Questions? Send email to  We hope to see you at the workshop!

Keynote Speaker Dr. Josh Anderson

Josh AndersonJoshua Anderson is a Research Area Specialist Lead working with the Glotzer Lab in the Biointerfaces Institute at the University of Michigan, where he develops simulation software and performs research on colloidal and nano-scale self-assembly. He received Bachelor’s degrees in Physics and Computer Science from Michigan Technological University in 2005 and a Ph.D. in Condensed Matter Physics from Iowa State University in 2009. In 2015, he received the AIChE CoMSEF Young Investigator Award “for contributions to the development and dissemination of open source, GPU-enabled molecular simulation software, HOOMD-blue, which enables scientific computations with unprecedented speed.”

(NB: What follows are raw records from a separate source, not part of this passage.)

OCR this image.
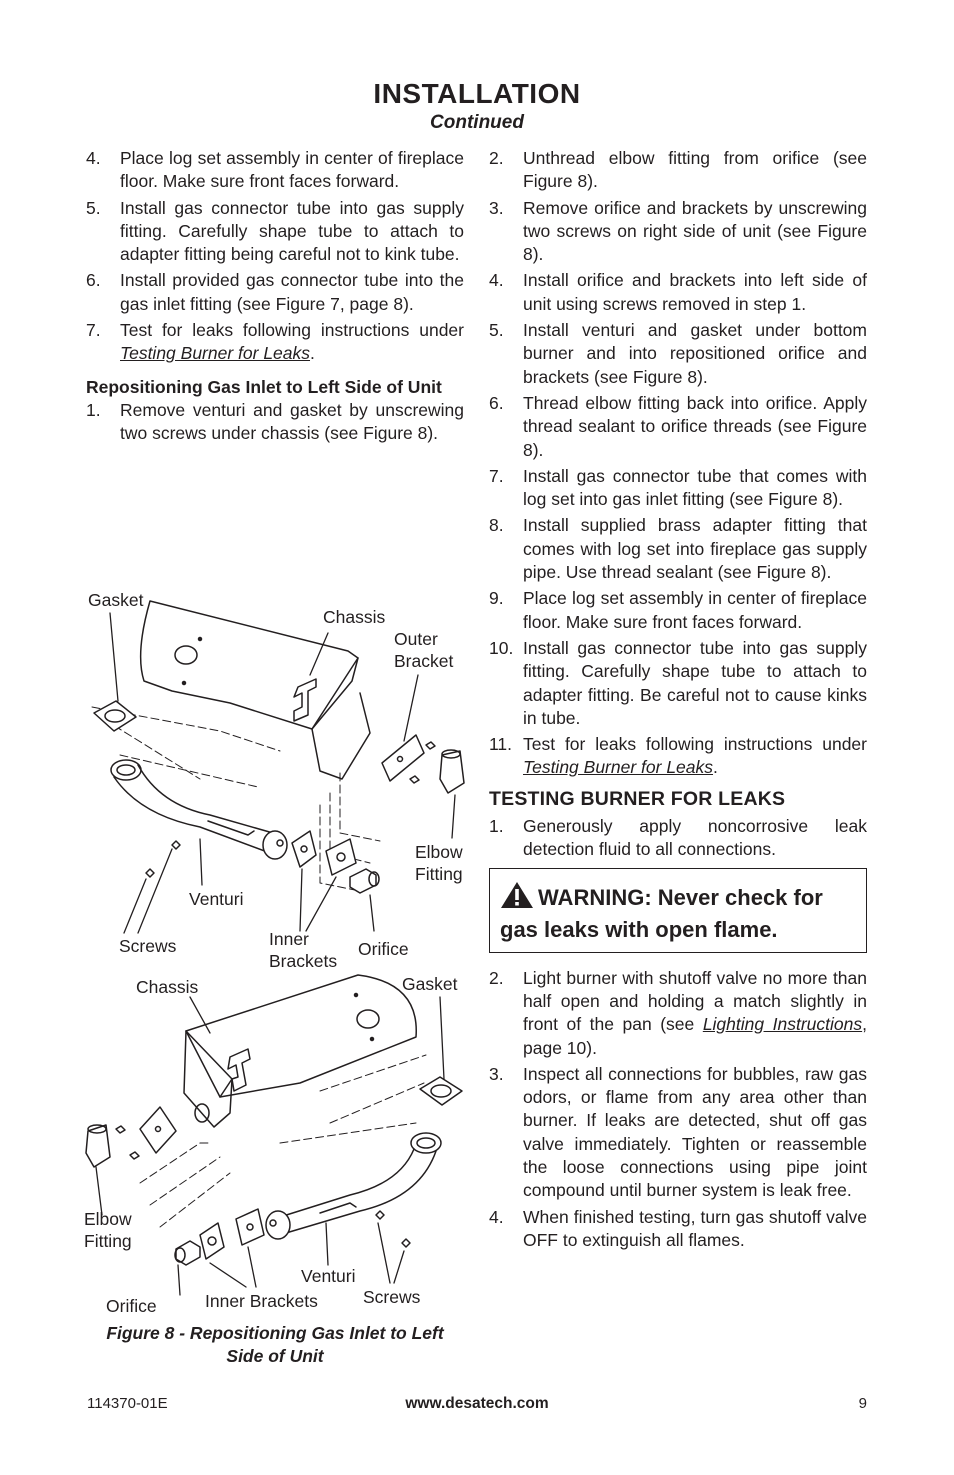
INSTALLATION
Continued
4.	Place log set assembly in center of fireplace floor. Make sure front faces forward.
5.	Install gas connector tube into gas supply fitting. Carefully shape tube to attach to adapter fitting being careful not to kink tube.
6.	Install provided gas connector tube into the gas inlet fitting (see Figure 7, page 8).
7.	Test for leaks following instructions under Testing Burner for Leaks.
Repositioning Gas Inlet to Left Side of Unit
1.	Remove venturi and gasket by unscrewing two screws under chassis (see Figure 8).
Gasket
Chassis
Outer Bracket
Elbow Fitting
Venturi
Screws	Inner Brackets
Orifice
Chassis	Gasket
Elbow Fitting
Venturi
Orifice	Inner Brackets	Screws
Figure 8 - Repositioning Gas Inlet to Left Side of Unit
2.	Unthread elbow fitting from orifice (see Figure 8).
3.	Remove orifice and brackets by unscrewing two screws on right side of unit (see Figure 8).
4.	Install orifice and brackets into left side of unit using screws removed in step 1.
5.	Install venturi and gasket under bottom burner and into repositioned orifice and brackets (see Figure 8).
6.	Thread elbow fitting back into orifice. Apply thread sealant to orifice threads (see Figure 8).
7.	Install gas connector tube that comes with log set into gas inlet fitting (see Figure 8).
8.	Install supplied brass adapter fitting that comes with log set into fireplace gas supply pipe. Use thread sealant (see Figure 8).
9.	Place log set assembly in center of fireplace floor. Make sure front faces forward.
10. Install gas connector tube into gas supply fitting. Carefully shape tube to attach to adapter fitting. Be careful not to cause kinks in tube.
11. Test for leaks following instructions under Testing Burner for Leaks.
TESTING BURNER FOR LEAKS
1.	Generously apply noncorrosive leak detection fluid to all connections.
WARNING: Never check for gas leaks with open flame.
2.	Light burner with shutoff valve no more than half open and holding a match slightly in front of the pan (see Lighting Instructions, page 10).
3.	Inspect all connections for bubbles, raw gas odors, or flame from any area other than burner. If leaks are detected, shut off gas valve immediately. Tighten or reassemble the loose connections using pipe joint compound until burner system is leak free.
4.	When finished testing, turn gas shutoff valve OFF to extinguish all flames.
114370-01E	www.desatech.com	9
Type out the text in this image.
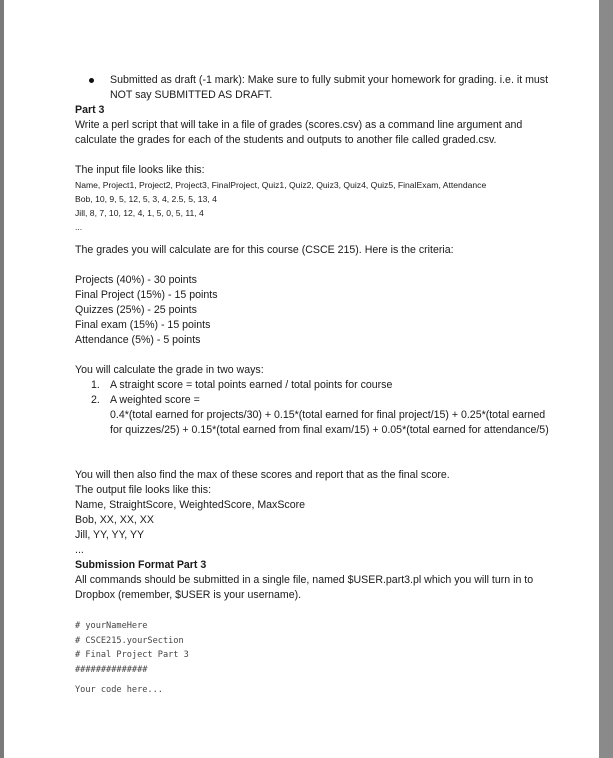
Submitted as draft (-1 mark): Make sure to fully submit your homework for grading. i.e. it must NOT say SUBMITTED AS DRAFT.
Part 3
Write a perl script that will take in a file of grades (scores.csv) as a command line argument and calculate the grades for each of the students and outputs to another file called graded.csv.
The input file looks like this:
Name, Project1, Project2, Project3, FinalProject, Quiz1, Quiz2, Quiz3, Quiz4, Quiz5, FinalExam, Attendance
Bob, 10, 9, 5, 12, 5, 3, 4, 2.5, 5, 13, 4
Jill, 8, 7, 10, 12, 4, 1, 5, 0, 5, 11, 4
...
The grades you will calculate are for this course (CSCE 215). Here is the criteria:
Projects (40%) - 30 points
Final Project (15%) - 15 points
Quizzes (25%) - 25 points
Final exam (15%) - 15 points
Attendance (5%) - 5 points
You will calculate the grade in two ways:
1. A straight score = total points earned / total points for course
2. A weighted score =
0.4*(total earned for projects/30) + 0.15*(total earned for final project/15) + 0.25*(total earned for quizzes/25) + 0.15*(total earned from final exam/15) + 0.05*(total earned for attendance/5)
You will then also find the max of these scores and report that as the final score.
The output file looks like this:
Name, StraightScore, WeightedScore, MaxScore
Bob, XX, XX, XX
Jill, YY, YY, YY
...
Submission Format Part 3
All commands should be submitted in a single file, named $USER.part3.pl which you will turn in to Dropbox (remember, $USER is your username).
# yourNameHere
# CSCE215.yourSection
# Final Project Part 3
##############
Your code here...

An abstract of Dr. Anderson’s talk, “Research computing on massively parallel systems with open source software” follows:

Modern supercomputing centers provide computational researchers with easy access to a tremendous amount of resources. Many centers house powerful GPU systems, others have many-integrated-core systems, and some run large clusters of old-fashioned CPUs. All types of systems change drastically from one hardware generation to the next, so researchers must write and adapt new codes to utilize them effectively. Researchers often develop new computational tools to meet certain science goals and release the code open source for the benefit of the community. Efficient simulation codes are important, but flexible, easy to use workflow, analysis, and data management tools are just as critical to obtaining productive science output. In this talk, I will discuss historical and future trends in supercomputer systems, how it enables computational self-assembly research, and share my experiences over the last ten years as the developer of a widely used open source simulation code, HOOMD-blue. HOOMD-blue is a general-purpose particle simulation toolkit, designed for soft matter simulations and runs efficiently on modern GPU systems. It has been used in over 200 peer reviewed publications, and more than 60 people have contributed code to the project.